El caso de Egipto es particularmente importante, al tratarse del país que ha sido hasta ahora el principal aliado norteamericano en Oriente Próximo y donde gobierna el partido más islamista de toda la primavera árabe. Para Washington es todo un reto el de mantener las relaciones con ese país en el plano de una estrecha colaboración.
Y, por tanto, el radicalismo está ante el reto de impedirlo. El mundo árabe se encuentra en una difícil encrucijada entre avanzar hacia el modelo de Turquía, donde convivan la democracia con una visión moderna del Islam, o del integrismo religioso. En esa apuesta está en juego también la política exterior de EE UU.
Obama apoyó la mayor parte de las revoluciones árabes –con excepción de los brotes surgidos en el Golfo- y ha depositado en los Gobiernos nacidos de ese levantamiento todas sus esperanzas de que EE UU mantenga su influencia en la región. Es una labor mucho más complicada que la de comprar la lealtad de unos cuantos dictadores. Pero también es mucho más rentable a largo plazo.

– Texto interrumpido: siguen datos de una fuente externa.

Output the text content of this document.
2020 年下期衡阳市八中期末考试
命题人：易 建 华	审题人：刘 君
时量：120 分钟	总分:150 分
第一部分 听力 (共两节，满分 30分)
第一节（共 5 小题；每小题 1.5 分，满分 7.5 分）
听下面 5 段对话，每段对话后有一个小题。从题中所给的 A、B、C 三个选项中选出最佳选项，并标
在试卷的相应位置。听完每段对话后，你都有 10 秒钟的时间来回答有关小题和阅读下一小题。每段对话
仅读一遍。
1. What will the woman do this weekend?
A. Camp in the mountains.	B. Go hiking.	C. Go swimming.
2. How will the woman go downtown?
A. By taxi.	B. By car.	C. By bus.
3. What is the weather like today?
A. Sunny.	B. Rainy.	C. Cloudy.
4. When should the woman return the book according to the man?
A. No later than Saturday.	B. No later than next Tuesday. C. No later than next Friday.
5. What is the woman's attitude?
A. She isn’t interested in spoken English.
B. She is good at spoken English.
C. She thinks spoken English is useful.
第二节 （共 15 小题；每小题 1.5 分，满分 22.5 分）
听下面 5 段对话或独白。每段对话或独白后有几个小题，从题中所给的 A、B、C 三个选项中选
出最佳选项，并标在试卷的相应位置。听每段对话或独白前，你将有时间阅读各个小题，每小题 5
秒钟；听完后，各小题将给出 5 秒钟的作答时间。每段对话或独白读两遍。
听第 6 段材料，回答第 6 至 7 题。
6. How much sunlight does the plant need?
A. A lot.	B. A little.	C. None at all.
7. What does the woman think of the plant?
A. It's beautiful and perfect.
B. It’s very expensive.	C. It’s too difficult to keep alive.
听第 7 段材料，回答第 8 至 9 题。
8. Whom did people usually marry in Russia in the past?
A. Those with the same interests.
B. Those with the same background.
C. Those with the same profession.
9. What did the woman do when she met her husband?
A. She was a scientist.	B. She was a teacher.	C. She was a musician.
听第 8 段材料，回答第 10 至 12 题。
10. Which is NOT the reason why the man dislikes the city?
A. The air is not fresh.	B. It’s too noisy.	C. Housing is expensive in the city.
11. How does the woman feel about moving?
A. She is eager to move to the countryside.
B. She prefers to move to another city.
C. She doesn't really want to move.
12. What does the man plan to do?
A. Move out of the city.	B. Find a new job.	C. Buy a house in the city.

La democratización del mundo árabe es la única y definitiva garantía de estabilidad en la región. Su construcción es una labor titánica que, seguramente, va a llevar años y va a encontrar múltiples obstáculos. Sucesos como los de esta semana provocan desaliento y dan argumentos al fatalismo o a quienes ven al Islam incompatible con la democracia y la modernidad. Pero sería ilusorio pensar en la transformación de Oriente Próximo como un proceso fluido y tranquilo. Los extremistas, que antes se justificaban en la lucha contra el militarismo de George Bush, tendrán ahora que mostrarse abiertamente contra el progreso de sus propios pueblos, por más películas que cuenten.